Seguindo a tendência social de maior reprovação às infrações ambientais, sobretudo em meio ao atual contexto de instabilidade climática, os tribunais brasileiros têm dispensado tratamento mais rigoroso aos acusados pela prática de crimes ambientais.
Nesse sentido, a título exemplificativo, a aplicação do princípio da insignificância encontra resistência nos tribunais em matéria criminal ambiental, em que pese a existência de julgados em direção contrária do STJ1. Do mesmo modo, também vem sendo dispensada a comprovação do dano efetivo à saúde dos jurisdicionados, bastando a mera potencialidade lesiva para o início da persecução penal, entendimento ao qual vem se filiando, por sua vez, aquela Corte Superior2. Finalmente, o STJ também tem precedentes no sentido de que a prova concludente da existência de dano ambiental não constitui requisito para que presente a justa causa apta a possibilitar o trâmite de ação penal ambiental3.
Assim sendo, também por essas razões, a defesa nos crimes ambientais é desafiadora, na medida em que as ações penais são instruídas com provas documentais pré-constituídas, produzidas unilateralmente pelos próprios órgãos estatais. De modo ilustrativo, é possível citar os laudos periciais elaborados pelos Institutos de Criminalística ou as atuações decorrentes das vistorias realizadas pelos agentes de fiscalização. Como os atos administrativos são dotados de presunção de legalidade e veracidade, na prática, caberá ao próprio acusado comprovar a inexistência de autoria ou materialidade, em que pese a garantia constitucional da presunção de inocência.
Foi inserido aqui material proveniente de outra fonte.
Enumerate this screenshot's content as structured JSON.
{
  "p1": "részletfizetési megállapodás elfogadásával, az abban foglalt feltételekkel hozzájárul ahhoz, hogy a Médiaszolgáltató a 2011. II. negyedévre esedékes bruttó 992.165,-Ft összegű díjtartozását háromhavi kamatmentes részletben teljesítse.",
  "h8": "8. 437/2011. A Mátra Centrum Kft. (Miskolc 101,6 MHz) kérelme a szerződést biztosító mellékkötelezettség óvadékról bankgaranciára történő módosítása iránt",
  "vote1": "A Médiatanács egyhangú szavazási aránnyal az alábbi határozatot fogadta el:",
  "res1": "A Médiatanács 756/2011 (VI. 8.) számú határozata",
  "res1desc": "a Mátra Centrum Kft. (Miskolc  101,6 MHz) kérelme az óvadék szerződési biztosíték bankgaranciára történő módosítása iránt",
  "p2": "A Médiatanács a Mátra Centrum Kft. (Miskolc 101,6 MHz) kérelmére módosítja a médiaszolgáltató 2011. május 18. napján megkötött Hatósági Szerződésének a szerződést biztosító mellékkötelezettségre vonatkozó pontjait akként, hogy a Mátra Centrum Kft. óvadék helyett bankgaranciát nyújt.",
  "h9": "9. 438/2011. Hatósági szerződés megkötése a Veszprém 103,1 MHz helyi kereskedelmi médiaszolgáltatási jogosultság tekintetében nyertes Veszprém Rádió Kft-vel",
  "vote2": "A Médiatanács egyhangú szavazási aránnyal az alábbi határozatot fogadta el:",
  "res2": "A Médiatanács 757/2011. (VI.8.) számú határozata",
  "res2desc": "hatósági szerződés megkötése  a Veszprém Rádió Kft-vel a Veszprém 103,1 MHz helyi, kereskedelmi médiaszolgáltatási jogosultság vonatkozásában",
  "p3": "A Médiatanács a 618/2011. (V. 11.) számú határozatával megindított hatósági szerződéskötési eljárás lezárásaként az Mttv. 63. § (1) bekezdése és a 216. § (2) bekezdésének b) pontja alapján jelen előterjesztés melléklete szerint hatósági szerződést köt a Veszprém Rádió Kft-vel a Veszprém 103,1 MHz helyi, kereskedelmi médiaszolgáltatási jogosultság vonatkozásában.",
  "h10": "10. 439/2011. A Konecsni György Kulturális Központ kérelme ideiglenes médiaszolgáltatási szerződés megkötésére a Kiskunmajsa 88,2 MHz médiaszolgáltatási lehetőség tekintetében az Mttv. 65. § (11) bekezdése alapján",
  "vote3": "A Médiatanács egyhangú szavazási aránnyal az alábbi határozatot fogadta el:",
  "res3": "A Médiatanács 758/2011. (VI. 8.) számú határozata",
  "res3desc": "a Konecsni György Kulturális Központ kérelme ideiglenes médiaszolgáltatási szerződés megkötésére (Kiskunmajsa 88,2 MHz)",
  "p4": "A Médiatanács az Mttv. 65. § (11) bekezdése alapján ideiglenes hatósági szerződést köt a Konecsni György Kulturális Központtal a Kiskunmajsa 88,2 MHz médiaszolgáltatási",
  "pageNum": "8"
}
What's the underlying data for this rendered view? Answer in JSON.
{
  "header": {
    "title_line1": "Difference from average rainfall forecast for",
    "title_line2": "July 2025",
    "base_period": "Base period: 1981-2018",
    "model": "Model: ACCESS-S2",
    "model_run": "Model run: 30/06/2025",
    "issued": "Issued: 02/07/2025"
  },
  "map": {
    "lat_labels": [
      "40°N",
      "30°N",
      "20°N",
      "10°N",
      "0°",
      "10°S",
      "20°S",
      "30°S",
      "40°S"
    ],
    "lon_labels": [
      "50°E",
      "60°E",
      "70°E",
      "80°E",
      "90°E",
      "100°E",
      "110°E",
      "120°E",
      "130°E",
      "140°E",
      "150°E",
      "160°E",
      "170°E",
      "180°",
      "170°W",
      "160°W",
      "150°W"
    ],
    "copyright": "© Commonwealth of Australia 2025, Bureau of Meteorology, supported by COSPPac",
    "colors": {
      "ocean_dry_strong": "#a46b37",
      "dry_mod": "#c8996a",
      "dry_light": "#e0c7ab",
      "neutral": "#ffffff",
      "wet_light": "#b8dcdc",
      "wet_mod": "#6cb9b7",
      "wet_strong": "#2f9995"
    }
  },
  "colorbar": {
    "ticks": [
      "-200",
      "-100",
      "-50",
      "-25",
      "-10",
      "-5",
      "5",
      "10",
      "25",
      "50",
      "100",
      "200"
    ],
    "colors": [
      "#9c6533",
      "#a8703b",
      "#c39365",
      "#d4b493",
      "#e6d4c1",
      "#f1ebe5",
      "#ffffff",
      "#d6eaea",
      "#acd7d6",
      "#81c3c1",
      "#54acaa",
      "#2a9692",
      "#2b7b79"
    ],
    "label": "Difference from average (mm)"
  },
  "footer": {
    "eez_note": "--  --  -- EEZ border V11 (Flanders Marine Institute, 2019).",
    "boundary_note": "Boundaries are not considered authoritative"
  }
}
No caso de crimes cometidos por pessoas jurídicas, também é comum a inclusão, no polo passivo, de todas as pessoas físicas constantes no quadro societário da companhia, sem a análise da efetiva participação ou do poder fático de gestão do acusado no respectivo departamento da empresa, pleiteando-se a responsabilização de maneira objetiva, unicamente pela posição social ocupada no empreendimento.
Somado a isso, as práticas ambientais ilícitas são pouco evidentes, sobretudo para o empresário, avesso a certas formalidades, ante a baixa harmonia regulatória com o dinamismo da atividade empresarial. Por essa razão, uma eventual imputação pode surpreendê-lo, considerando as dificuldades de representação de certas proibições, como, por exemplo, a emissão de ruídos sonoros em patamares superiores aos permitidos ou o lançamento de certas substâncias químicas nos processos empregados na atividade produtiva. Na verdade, salvo nos casos de reiteração infracional administrativa, figurar como réu em um processo criminal ambiental, em razão de práticas realizadas no contexto de uma atividade econômica lícita, não é uma hipótese representada pelo empreendedor.
Em meio a esse cenário, considerando-se o exíguo espaço para o oferecimento de resistência efetiva em um processo criminal, a atuação preventiva, de modo a monitorar os riscos e adequar as práticas às regras normativas em matéria ambiental, é a solução mais eficiente para evitar imputações por crimes nessa seara, sendo recomendável a estruturação de programas de integridade. Com efeito, a atuação interdisciplinar de um departamento incumbido de adequar as práticas da empresa às normas ambientais vigentes pode evitar a sujeição do empreendimento ao pagamento de multas administrativas, bem como blindá-los dos gravosos danos reputacionais decorrentes de um processo penal, especialmente com a crescente exigência mercadológica de adequação aos padrões ESG (Environmental, social and governance).
Além disso, para equilibrar as forças na construção da hipótese acusatória, afigura-se extremamente útil a tomada de uma posição defensiva logo após a ciência da existência de processo administrativo, de modo a viabilizar a produção de provas pelo próprio autuado, garantindo-se uma melhor compreensão da realidade dos fatos e, eventualmente, minimizando a sanha punitiva estatal.
----------
1 "[...] Esta Corte admite a aplicação do referido postulado aos crimes ambientais, desde que a lesão seja irrelevante, a ponto de não afetar de maneira expressiva o equilíbrio ecológico, hipótese caracterizada na espécie." (STJ, AgRg no HC 519.696/SC, Rel. Ministro JORGE MUSSI, QUINTA TURMA, julgado em 21/11/2019, DJe 28/11/2019)
2 "[...] O delito previsto na primeira parte do artigo 54 da lei 9.605/98 possui natureza formal, sendo suficiente a potencialidade de dano à saúde humana para configuração da conduta delitiva, não se exigindo, portanto, a realização de perícia." (STJ, EREsp 1.417.279/SC, Rel. Ministro JOEL ILAN PACIORNIK, TERCEIRA SEÇÃO, DJe 20/04/2018).
3 STJ, AgRg no RMS 63567/MS, Rel. Min REYNALDO SOARES DA FONSECA, QUINTA TURMA, julgado em 10/08/2021, DJe 16/08/2021.